I've worked it out!!
Two utterly stupid designs were causing the problem.
Firstly, the sensor is 4:3 (easier to manufacture, or stuck in the old ways?). Yet the default is fullscreen. Set the camera to 4:3 to take the most pixels. If you want a widescreen shot, you can always trim it later. Using 16:9 or fullscreen is simply chopping off the top and bottom of the sensor, so utterly pointless. As daft as "digital zoom".
Secondly, and my old phone never did this, maybe a different camera app, I can't remember, if you change the ratio, it forgets you want high resolution and sets it back to medium. So if you change ratio, change the resolution again.

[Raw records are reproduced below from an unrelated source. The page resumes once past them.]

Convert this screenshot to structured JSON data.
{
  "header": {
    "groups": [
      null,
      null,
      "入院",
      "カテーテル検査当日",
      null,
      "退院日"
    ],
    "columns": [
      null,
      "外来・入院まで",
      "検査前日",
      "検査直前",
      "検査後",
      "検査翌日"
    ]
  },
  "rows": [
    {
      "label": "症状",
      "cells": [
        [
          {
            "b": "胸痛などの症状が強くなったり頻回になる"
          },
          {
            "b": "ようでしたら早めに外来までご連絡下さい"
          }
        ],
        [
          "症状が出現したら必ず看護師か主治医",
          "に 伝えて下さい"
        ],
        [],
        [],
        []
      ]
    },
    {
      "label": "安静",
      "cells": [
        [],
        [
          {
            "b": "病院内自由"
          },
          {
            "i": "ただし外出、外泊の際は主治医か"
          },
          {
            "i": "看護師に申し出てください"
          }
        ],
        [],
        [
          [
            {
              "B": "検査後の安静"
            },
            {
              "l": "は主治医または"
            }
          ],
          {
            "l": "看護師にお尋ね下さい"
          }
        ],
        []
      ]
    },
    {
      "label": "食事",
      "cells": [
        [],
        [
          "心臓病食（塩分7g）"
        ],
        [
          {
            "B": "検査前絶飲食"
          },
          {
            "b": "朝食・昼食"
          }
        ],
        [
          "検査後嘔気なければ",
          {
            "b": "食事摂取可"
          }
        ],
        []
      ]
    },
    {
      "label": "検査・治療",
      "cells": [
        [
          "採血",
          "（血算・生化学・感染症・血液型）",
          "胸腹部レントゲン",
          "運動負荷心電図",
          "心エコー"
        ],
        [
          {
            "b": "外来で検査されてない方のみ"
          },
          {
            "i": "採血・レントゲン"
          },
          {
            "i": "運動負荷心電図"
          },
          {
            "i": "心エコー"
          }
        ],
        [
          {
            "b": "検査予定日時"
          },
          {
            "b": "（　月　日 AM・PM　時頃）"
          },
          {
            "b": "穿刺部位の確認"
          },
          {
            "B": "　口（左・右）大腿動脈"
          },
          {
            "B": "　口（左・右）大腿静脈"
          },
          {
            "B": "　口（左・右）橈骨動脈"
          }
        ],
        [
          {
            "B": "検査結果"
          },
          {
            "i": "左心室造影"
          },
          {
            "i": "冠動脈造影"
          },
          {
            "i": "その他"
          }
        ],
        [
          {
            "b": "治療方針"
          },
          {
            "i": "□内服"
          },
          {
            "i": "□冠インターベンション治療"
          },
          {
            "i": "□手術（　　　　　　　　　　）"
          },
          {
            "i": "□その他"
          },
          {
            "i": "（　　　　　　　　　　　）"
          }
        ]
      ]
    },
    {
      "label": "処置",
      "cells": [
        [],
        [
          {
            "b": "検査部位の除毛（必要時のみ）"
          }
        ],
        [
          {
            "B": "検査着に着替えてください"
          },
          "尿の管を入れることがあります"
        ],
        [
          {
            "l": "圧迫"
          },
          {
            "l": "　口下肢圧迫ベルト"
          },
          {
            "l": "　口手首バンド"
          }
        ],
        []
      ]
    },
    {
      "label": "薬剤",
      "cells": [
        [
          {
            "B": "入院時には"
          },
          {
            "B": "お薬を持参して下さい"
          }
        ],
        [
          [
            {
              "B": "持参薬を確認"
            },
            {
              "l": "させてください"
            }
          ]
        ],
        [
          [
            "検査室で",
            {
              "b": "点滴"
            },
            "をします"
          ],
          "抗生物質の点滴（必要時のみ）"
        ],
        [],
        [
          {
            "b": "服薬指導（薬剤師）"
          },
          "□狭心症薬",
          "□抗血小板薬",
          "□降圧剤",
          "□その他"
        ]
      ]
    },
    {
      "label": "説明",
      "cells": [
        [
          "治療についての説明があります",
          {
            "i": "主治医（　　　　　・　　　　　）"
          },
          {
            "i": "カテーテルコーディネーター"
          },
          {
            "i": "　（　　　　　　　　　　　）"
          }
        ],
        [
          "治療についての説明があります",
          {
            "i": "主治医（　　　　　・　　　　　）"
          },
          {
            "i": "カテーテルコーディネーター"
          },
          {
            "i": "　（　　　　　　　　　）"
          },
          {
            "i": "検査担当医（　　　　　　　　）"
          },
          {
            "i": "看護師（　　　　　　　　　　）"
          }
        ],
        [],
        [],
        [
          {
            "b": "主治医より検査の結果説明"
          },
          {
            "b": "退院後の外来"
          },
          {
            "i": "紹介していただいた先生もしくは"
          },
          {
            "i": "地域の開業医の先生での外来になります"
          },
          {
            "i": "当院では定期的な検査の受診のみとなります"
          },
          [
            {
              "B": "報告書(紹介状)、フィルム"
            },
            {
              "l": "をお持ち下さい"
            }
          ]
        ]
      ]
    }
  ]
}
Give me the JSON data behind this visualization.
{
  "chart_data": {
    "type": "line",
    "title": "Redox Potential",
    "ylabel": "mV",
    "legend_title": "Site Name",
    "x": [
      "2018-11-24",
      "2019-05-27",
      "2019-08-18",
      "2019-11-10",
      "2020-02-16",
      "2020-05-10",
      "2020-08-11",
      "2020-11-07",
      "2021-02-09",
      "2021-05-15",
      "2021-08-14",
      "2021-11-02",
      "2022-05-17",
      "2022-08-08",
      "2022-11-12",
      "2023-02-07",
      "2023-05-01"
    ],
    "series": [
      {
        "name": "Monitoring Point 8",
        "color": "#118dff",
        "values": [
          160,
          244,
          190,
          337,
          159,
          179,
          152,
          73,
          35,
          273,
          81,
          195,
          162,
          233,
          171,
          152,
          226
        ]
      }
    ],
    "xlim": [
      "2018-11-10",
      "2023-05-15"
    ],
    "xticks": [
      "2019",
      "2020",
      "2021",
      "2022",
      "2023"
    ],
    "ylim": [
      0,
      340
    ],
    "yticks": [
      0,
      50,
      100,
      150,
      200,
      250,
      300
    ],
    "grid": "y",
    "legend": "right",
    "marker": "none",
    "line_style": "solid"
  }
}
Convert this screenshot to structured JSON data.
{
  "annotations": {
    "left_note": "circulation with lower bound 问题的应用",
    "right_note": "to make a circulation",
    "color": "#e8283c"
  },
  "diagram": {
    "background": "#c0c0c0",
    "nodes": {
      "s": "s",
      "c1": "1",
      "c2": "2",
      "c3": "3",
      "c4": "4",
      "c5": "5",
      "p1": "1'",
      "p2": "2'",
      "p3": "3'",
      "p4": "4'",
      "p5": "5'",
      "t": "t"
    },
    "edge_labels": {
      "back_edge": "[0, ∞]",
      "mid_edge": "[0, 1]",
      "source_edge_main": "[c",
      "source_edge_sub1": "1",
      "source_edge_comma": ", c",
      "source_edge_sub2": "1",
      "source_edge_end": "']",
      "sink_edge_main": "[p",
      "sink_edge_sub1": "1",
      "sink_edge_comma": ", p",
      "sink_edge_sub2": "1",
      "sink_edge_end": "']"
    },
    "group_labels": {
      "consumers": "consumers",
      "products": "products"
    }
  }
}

I'm now taking 50MP 4:3 photos (not that any camera other than professional ones give you what it says anyway, you have to zoom to 50% (quarter size) to make them clear).
What utter fool makes things which don't give you their full capabilities by default?
Oh my god, now I find even more stupidity. This Moto G31 has three sensors, "wide", "super wide", and "macro". There's no point in using anything but "wide", because:
1) Wide is 50MP. Superwide is 12MP. If you need a really wide shot, simply use the 50MP sensor and take a panorama.
2) Wide is 50MP. Macro is 2MP (!). If you simply move the camera back a couple of inches and take a normal shot, then crop the photo, you still get 12.5MP (quarter of the 50MP image).